I remember very well a funeral of a beloved close friend more than a decade ago, as I stood before a crowd of five hundred, who were looking to me, as his pastor, for answers. I opened up the funeral ceremony with the words, “I don’t understand it and it hurts like hell”. Of course now that I don’t believe in hell, I‘ve added yet another level of hatred and OPPROBRIUM to my life.
Good thing I’m no longer a pastor (using that word as a NOUN). I am pastoral (the verb usage) though. Does that count?
Thankfully I am now a part of a loving community that allows people to have differing ideas. Love isn’t based on doctrine or beliefs. It’s okay that I will be cremated. I try not to “view” open caskets because I want to remember the life that I saw in their eyes and their faces and not that stilted make up face of death. Why do we do that? Hey, it’s okay if you want to go that route. I’m cool with that for you.
And I’m okay of you’re agnostic too!
I am too on some things. It’s okay!
An interesting word for Barack Obama to use three weeks ago when he said he was agnostic about higher taxes. Maybe he was listening some of the time, when in Jeremiah Wright’s church. Doubt is a part of life. There would be no need for FAITH is there wasn’t doubt. C. S. Lewis became, in part, who he was because of his initial nagging doubts that led him to finally write the book, A Grief Observed.
It’s just life! How are you doing with it- and other people’s view of such?
I see agnosticism as a healthy form of self expression simply because it leaves open the possibility of so much more (or less), depending on one’s perceptions. At the end of the day, I am still agnostic about a great many things
If I have a scarey stack of bills I have doubt. Then a check comes in & I relax with a tad less anxiety–but the faith remains. More faith is certainly required staring at the bills (which I do my best to keep to a minimum.) Thank God I have not had to deal with the example you quoted from Tom Harpour.

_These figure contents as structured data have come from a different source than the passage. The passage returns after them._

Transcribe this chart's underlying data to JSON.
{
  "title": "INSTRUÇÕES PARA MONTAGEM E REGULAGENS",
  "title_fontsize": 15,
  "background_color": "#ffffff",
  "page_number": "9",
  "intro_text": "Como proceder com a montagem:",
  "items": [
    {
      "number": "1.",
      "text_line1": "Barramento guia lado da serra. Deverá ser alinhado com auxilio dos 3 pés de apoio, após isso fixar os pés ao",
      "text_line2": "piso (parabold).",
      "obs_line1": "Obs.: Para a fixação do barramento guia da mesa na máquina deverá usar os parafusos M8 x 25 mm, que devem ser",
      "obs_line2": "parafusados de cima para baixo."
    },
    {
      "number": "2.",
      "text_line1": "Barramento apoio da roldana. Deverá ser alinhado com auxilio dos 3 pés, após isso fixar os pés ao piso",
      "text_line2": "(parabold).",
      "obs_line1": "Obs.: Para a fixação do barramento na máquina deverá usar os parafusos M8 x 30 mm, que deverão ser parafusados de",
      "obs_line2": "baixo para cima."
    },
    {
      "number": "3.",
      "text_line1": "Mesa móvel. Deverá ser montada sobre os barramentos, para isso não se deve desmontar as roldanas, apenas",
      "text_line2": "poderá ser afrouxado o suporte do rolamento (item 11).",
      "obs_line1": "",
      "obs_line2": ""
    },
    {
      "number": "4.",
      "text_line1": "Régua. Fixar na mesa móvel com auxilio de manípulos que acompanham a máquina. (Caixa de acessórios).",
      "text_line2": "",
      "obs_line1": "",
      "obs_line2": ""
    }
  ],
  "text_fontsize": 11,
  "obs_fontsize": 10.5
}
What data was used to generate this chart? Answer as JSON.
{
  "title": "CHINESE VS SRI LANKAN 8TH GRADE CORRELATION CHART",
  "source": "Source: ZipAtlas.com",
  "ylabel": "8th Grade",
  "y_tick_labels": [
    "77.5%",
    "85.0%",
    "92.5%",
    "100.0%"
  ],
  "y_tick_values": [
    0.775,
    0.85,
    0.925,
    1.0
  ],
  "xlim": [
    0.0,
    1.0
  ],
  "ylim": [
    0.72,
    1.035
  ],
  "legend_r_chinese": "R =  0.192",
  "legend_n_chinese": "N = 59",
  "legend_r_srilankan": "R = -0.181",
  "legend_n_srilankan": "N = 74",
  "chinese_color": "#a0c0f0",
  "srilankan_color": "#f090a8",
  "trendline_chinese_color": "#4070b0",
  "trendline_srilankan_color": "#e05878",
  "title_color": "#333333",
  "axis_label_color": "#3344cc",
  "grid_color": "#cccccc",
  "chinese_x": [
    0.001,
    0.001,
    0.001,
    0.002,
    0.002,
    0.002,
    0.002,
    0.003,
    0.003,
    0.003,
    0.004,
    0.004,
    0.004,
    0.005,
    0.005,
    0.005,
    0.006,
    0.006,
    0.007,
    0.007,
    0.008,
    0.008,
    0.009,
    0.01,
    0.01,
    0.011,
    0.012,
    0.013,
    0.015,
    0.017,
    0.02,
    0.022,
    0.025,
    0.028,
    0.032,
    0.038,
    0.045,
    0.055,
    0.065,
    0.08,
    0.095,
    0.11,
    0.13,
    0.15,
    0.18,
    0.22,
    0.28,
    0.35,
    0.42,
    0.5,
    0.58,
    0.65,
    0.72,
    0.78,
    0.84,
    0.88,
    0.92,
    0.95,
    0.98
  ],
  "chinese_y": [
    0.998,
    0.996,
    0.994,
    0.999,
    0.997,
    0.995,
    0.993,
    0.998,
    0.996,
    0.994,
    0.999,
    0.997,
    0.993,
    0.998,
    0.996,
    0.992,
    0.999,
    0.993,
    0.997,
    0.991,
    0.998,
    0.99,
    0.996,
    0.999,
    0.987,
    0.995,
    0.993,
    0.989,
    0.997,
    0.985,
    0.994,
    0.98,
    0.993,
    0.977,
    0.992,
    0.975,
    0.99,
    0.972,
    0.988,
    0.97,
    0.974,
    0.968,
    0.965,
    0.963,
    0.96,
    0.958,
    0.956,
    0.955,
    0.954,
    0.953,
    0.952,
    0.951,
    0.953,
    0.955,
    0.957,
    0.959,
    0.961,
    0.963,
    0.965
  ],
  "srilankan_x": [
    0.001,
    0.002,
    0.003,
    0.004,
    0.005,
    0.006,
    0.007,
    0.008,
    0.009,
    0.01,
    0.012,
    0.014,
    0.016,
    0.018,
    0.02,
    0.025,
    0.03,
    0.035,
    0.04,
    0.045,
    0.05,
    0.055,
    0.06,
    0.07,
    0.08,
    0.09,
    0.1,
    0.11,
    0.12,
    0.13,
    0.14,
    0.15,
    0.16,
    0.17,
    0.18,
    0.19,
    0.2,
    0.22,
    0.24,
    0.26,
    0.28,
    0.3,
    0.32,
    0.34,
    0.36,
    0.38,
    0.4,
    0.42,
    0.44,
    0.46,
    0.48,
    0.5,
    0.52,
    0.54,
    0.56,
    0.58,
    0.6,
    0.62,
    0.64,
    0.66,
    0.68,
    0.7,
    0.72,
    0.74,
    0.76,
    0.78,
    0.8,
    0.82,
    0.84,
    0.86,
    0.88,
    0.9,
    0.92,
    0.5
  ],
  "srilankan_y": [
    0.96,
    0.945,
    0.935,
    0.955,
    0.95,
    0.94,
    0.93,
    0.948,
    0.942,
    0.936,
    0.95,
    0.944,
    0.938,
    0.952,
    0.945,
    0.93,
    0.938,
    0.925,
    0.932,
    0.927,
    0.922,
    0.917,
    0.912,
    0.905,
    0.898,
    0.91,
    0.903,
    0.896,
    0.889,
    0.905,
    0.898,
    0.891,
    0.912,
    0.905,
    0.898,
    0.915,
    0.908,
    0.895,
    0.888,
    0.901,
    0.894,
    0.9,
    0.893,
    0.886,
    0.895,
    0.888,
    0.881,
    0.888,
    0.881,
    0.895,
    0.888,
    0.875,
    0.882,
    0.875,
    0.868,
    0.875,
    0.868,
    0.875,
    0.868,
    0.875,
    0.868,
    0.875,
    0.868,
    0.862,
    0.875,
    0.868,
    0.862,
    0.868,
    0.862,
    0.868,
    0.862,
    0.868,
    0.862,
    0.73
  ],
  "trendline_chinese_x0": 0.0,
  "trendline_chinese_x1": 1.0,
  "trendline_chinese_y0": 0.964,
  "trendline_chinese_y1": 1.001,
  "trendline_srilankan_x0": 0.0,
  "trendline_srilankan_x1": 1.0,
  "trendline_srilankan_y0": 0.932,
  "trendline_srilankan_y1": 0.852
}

So–now that you are no longer a pastor & simply a pastoral spiritual guide; guess what? So am I. But, then you knew that! Now that I am expected to plume whatever depths of whichever version of the bible I am led to, meditate & hear from God myself I also have to learn to articulte my position. Either that or deflect question with question as I walk the eclesiastical tightrope which spiritual discourse has become these days.